While the question of ‘fair value’ has not been dealt with in Bermuda in the same level of detail as it has been in the BVI and the Cayman Islands, there have been cases that have advanced through the Bermudian courts that have considered (albeit to a lesser degree) the question of what constitutes ‘fair value’. Principally, the issue was touched upon in Artha Master Fund, LLC v Dufry South America [2011] Bda LR 17, pursuant to which a dissenting minority shareholder, Artha Master Fund, LLC, to a merger and amalgamation, sought from the Bermudian court to, among other things, appraise the ‘fair value’ of its shares in the company pursuant to section 106 of the Bermuda Act. While the Bermuda court did not in fact appraise ‘fair value’ in that case (it simply ordered that expert evidence be obtained), and the matter does not appear to have gone further through the court in a reported judgment, the court did indicate that it regarded its role as being to ‘determine whether its appraisal of the fair value is greater than the Defendant’s assessment or not’.

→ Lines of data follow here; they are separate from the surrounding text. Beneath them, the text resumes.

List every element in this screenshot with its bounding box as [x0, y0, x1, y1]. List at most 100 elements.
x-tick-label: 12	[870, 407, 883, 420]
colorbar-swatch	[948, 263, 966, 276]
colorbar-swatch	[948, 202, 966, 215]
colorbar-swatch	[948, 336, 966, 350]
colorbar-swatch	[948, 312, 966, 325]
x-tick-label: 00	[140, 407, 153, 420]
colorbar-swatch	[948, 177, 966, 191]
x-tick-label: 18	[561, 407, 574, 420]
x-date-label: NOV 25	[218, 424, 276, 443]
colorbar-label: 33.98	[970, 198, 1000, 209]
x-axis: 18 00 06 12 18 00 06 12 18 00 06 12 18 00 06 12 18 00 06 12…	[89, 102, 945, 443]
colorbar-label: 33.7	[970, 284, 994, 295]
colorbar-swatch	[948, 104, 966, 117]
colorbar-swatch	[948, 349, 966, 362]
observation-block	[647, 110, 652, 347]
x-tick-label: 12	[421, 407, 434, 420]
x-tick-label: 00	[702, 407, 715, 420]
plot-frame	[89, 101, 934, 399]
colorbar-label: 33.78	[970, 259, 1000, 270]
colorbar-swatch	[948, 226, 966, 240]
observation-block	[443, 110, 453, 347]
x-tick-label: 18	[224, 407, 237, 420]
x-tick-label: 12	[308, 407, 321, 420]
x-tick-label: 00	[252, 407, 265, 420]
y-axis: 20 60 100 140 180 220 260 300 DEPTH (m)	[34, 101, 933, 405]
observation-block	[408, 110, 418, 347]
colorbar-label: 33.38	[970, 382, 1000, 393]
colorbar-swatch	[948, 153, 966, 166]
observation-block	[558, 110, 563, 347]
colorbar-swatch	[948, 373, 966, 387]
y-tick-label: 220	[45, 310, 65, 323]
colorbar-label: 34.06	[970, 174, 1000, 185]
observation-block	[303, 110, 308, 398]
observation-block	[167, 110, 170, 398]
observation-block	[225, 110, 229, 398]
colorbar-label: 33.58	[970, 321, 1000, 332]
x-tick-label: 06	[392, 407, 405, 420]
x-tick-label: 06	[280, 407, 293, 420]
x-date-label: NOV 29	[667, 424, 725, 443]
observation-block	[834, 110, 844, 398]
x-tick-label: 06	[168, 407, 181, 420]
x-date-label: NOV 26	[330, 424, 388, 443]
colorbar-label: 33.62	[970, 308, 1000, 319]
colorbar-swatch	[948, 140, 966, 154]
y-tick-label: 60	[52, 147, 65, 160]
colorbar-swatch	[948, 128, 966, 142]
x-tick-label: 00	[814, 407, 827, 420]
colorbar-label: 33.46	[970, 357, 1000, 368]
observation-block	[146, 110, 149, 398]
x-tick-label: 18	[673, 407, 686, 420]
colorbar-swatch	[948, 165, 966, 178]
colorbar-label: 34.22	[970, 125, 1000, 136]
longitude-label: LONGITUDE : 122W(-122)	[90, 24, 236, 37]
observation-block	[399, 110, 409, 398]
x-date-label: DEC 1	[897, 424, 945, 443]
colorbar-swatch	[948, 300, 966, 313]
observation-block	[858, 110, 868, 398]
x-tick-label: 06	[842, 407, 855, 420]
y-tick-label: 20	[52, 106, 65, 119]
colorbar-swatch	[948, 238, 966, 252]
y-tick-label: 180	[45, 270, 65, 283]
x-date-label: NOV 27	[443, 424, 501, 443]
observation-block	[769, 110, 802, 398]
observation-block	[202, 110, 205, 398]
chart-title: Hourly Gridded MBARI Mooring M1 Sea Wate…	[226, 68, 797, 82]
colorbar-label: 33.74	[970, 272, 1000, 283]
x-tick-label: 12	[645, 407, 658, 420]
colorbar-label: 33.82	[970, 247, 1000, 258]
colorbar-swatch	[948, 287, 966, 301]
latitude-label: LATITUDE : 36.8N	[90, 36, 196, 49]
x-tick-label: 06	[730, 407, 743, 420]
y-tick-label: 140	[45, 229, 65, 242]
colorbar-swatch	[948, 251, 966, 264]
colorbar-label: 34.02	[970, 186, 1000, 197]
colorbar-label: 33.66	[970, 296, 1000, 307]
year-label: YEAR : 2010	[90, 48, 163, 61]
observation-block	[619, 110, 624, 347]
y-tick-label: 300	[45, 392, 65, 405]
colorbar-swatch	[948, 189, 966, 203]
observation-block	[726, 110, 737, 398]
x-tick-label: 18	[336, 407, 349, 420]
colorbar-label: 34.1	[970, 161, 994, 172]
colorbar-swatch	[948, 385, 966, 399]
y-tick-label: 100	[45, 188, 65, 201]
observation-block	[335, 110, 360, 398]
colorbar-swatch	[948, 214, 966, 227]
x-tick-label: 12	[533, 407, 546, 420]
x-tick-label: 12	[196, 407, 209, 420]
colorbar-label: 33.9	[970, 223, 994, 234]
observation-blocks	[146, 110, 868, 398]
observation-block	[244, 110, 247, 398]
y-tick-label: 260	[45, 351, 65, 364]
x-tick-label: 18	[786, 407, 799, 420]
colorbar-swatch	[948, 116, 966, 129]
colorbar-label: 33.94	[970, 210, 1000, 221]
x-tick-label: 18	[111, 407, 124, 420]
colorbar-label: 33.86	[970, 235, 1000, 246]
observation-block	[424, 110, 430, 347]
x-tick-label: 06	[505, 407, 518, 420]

In another case (in which the Bermuda court considered the question of ‘fair value’ in the context of a mandatory buy-out by a super majority (>95 per cent) shareholder of a super minority shareholder, Golar LNG Limited v World Nordic SE [2011] Bda LR 9, the court found that it should have regard to the ‘market value’ when considering ‘fair value’ and that while there can be no prescriptive rule regarding ‘fair value’ (it was described as ‘as much of an art as a science’), the court will have to have as much relevant information as possible before it in advance of being able to make a decision. In that case the court was happy that a ‘fair value’ in a forced buy out context could be a range of figures which are ‘fair’ on the basis of valuation reports and that a minority discount should usually apply to reflect a ‘fair value’.

Conclusion
As is hopefully apparent from the aforementioned, the BVI, Cayman Islands and Bermuda treat the question of ‘fair value’ and how it is best reached very differently. All of the jurisdictions examined in this article approach the issue on the individual facts, although each take a different starting position: a ‘clean slate’ in the BVI in which the court will be open minded as to the applicability of a minority discount; a valuation approach on the basis of no discount or premium attributable to the merger itself in the Cayman Islands; and a range of valuations applicable in which typically a minority discount will apply in Bermuda. Each jurisdiction has clearly sought to mitigate against the potential for mergers being abused. While there is no one correct way in which the ‘fair value’ can be assessed, the issue remains very live and is an extremely dynamic area of law, which will continue to challenge the courts and be built upon.